Why Your Fat Cells May Not Love Breakfast

Eating breakfast has been billed as a good habit to support a variety of health benefits.1 Now there is more support for the value of a nutritionally favorable breakfast—at least for people with a healthy weight, based on a study,2 published in the Journal of Physiology.

Javier Gonzalez, PhD, an assistant professor of human physiology at the University of Bath, UK, who led the research, suggested that a typical breakfast can affect the body's fat cells by increasing the amount of sugar they take up. This process may reduce your risk of diabetes, although the study wasn’t designed to prove that point.2

The effect on fat cells and the increased uptake of sugar only occurred in lean people,2 says Dr. Gonzalez. The fat cells of individuals who were obese, with a body mass index (BMI) of 30 or higher, behaved differently in response to breakfast, his team found.

"Specifically, in lean people, breakfast appears to improve the sensitivity of fat cells to insulin," Dr. Gonzalez tells EndocrineWeb, "In other words, for the same amount of insulin available, fat cells will take up more sugar."  

Fat cells take up more sugar at breakfast in people who are lean.

A Closer Look at the Breakfast Study

“The researchers initiated the study in order to test the traditional advice that promotes a good breakfast as beneficial for weight control and overall health, which is based on observational information alone,” Dr. Gonzalez tells EndocrineWeb. So his team decided to test the effects of breakfast on all aspects of energy balance.

Dr. Gonzalez and his team assigned 49 adults (29 lean and 20 obese), to either eat a 700-calorie breakfast before 11 am, in which half the calories were eaten within two hours of awaking, or skipping breakfast and waiting until noon to eat the first meal of the day.2 On average, the lean group was age 36 and the obese group, age 43. The body mass index (BMI) of the lean group was 22.6; the obese, 33.

At the start and end of the study, the researchers measured the participants overall metabolism, body composition, appetite response and markers of cardiovascular health. They also measured each person's fat tissue level and analyzed the activity of 44 different genes and key proteins. Most interestingly, the researcher team studied the ability of fat cells to take up glucose in response to the insulin present.2

They found distinct differences.  In addition to differences in the rate that fat cells’ take up sugar in lean people who ate breakfast, they found that lean people who skipped breakfast seemed to burn more fat.

Applying the Findings Mean to Real Life Circumstances

The findings from this study add some valuable information about chronic fasting in comparison to eating breakfast every day, says Caroline Apovian, MD, FACP, FAC, professor of medicine and pediatrics and director of the Center for Nutrition and Weight Management at Boston Medical Center who wasn’t involved in the study but commented on the research for EndocrineWeb.

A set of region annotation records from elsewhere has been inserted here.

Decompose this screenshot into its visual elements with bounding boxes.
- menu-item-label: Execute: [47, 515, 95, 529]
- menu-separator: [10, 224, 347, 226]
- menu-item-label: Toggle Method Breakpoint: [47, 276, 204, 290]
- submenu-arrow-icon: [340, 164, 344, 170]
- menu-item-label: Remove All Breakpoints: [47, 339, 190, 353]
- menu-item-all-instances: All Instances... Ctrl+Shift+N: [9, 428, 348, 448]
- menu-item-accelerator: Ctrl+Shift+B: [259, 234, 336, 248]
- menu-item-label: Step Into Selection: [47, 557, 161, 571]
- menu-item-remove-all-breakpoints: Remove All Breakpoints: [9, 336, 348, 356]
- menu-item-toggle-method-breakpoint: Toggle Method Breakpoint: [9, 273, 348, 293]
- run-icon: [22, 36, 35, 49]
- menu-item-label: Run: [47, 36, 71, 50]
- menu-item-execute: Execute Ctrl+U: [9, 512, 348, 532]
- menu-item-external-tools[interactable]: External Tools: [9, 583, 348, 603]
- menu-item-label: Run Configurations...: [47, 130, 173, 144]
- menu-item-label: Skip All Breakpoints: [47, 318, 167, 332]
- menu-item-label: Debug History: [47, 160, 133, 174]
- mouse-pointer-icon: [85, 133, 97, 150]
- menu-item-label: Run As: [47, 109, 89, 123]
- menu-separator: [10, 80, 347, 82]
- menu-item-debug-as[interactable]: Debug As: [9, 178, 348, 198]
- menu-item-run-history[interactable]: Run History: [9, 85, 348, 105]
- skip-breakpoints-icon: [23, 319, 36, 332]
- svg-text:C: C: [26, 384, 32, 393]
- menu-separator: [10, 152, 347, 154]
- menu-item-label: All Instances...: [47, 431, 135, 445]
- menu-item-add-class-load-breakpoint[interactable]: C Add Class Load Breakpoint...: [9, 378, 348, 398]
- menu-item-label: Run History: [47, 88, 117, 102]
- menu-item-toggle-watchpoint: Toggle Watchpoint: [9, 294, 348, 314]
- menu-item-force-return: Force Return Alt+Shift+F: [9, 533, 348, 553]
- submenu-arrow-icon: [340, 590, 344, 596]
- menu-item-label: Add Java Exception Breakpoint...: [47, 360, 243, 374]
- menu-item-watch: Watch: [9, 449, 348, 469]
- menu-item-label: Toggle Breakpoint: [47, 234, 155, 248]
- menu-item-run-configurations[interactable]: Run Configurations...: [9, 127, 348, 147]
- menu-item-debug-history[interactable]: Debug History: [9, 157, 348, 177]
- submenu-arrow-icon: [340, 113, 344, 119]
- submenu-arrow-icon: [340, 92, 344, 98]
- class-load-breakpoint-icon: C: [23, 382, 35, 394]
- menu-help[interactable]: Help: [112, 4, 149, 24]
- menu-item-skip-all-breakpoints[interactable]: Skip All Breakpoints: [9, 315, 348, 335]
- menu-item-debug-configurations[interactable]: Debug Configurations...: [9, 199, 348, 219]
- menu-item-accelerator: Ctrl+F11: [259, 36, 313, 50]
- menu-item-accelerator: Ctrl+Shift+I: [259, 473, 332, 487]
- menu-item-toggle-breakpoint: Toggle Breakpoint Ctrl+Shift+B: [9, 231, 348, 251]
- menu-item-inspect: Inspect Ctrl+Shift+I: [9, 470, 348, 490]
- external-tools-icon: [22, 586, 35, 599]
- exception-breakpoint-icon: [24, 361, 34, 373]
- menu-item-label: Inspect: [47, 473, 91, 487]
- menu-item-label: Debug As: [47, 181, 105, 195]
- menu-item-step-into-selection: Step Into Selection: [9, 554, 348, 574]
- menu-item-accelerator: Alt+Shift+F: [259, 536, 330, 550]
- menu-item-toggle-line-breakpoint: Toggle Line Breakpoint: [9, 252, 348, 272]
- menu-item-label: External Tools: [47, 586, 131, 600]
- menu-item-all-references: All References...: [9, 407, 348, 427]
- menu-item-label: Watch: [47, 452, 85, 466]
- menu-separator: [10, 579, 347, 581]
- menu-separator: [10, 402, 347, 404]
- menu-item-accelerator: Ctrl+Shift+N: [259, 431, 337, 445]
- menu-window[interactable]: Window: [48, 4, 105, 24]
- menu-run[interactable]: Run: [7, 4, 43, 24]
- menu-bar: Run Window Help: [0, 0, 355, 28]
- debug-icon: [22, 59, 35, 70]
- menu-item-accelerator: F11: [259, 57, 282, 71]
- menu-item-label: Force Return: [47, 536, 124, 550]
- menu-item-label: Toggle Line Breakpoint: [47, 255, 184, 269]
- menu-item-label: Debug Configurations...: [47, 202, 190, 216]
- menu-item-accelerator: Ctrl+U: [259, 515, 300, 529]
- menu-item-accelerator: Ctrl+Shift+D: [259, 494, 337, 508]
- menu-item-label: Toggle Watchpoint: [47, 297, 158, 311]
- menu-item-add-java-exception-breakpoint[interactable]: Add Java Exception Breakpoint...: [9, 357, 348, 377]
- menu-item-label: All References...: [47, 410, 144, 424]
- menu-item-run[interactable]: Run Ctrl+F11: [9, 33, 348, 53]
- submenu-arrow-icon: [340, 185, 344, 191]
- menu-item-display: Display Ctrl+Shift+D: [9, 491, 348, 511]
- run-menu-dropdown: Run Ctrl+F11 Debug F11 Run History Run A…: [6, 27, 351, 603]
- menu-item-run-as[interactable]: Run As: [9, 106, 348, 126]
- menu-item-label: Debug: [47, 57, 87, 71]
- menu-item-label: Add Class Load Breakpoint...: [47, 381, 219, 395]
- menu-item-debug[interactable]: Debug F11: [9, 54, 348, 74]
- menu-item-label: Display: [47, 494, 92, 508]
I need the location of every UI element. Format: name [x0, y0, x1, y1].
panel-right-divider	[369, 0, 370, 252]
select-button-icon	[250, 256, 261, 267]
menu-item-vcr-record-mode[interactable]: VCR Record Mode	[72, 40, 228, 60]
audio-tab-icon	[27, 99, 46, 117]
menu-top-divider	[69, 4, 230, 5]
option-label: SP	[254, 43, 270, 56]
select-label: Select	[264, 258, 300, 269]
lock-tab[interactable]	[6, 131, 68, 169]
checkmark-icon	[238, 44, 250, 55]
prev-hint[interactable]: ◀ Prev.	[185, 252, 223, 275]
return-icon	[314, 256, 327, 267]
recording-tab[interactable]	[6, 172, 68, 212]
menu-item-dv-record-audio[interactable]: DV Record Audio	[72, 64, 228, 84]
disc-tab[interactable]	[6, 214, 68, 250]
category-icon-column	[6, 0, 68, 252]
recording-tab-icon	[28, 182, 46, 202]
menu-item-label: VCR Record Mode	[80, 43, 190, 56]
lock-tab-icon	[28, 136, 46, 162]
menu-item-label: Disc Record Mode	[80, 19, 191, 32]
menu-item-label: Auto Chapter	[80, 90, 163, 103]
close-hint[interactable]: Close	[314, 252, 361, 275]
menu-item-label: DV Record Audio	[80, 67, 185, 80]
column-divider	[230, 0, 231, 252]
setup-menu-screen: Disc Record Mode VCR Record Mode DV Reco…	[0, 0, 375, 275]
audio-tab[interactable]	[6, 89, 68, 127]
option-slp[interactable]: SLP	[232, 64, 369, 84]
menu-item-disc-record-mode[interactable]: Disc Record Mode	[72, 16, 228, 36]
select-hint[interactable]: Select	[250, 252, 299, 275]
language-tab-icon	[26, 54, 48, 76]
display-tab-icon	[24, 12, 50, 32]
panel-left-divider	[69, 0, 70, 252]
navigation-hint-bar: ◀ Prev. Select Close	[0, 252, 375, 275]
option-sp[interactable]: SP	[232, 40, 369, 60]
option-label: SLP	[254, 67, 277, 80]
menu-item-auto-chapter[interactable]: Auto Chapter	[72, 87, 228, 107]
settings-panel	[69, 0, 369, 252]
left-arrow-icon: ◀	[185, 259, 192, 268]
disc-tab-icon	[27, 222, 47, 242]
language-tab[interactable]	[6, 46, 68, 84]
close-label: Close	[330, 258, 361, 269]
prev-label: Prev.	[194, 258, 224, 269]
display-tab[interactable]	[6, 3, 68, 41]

''The bottom line is that the way adipose tissue responds to fasting and eating breakfast is different in lean versus individuals who are obese," she says. "In people who are overweight, there is less glucose uptake by fat cells than in lean people when eating breakfast. This may be a compensation to reduce the amount of fat stored."

On the other hand, she says, “the research shows that when lean people fast, it revs up genes involved in fat metabolism, so they can burn fat more efficiently.” The same process wasn't seen in people whose weight is considered above a healthy range.

Despite the differences, she says, eating a good breakfast—that focuses on low glycemic foods and/or is high in protein—is still advised for everyone.1 This is important to reduce the risk of developing diabetes and heart disease.

Is Breakfast Still the Most Important Meal?

''From our study, some aspects of blood sugar control appeared to be beneficially affected by breakfast consumption," Dr. Gonzalez tells Endocrine Web, "Specifically, in lean people, regularly consuming breakfast seemed to maintain sugar levels that were more stable in the afternoon and evening, compared to the fasting group."

He can't, however, say which kind of breakfast would be ideal. In his study, most chose typical breakfast foods, such as cereals and juices, so it was high glycemic, carbohydrate-rich meal. The kind of breakfast chosen, he says, is likely to depend on your goals, and would need to be individualized. That is, he says, if you are highly active and lean, more carbohydrate-containing foods for breakfast would be good, but if you are sedentary, have (or at risk for) diabetes, that would not be a wise choice. Beyond that, more research is still needed to see if eating breakfast can actually result in a reduction in diabetes risk, he says.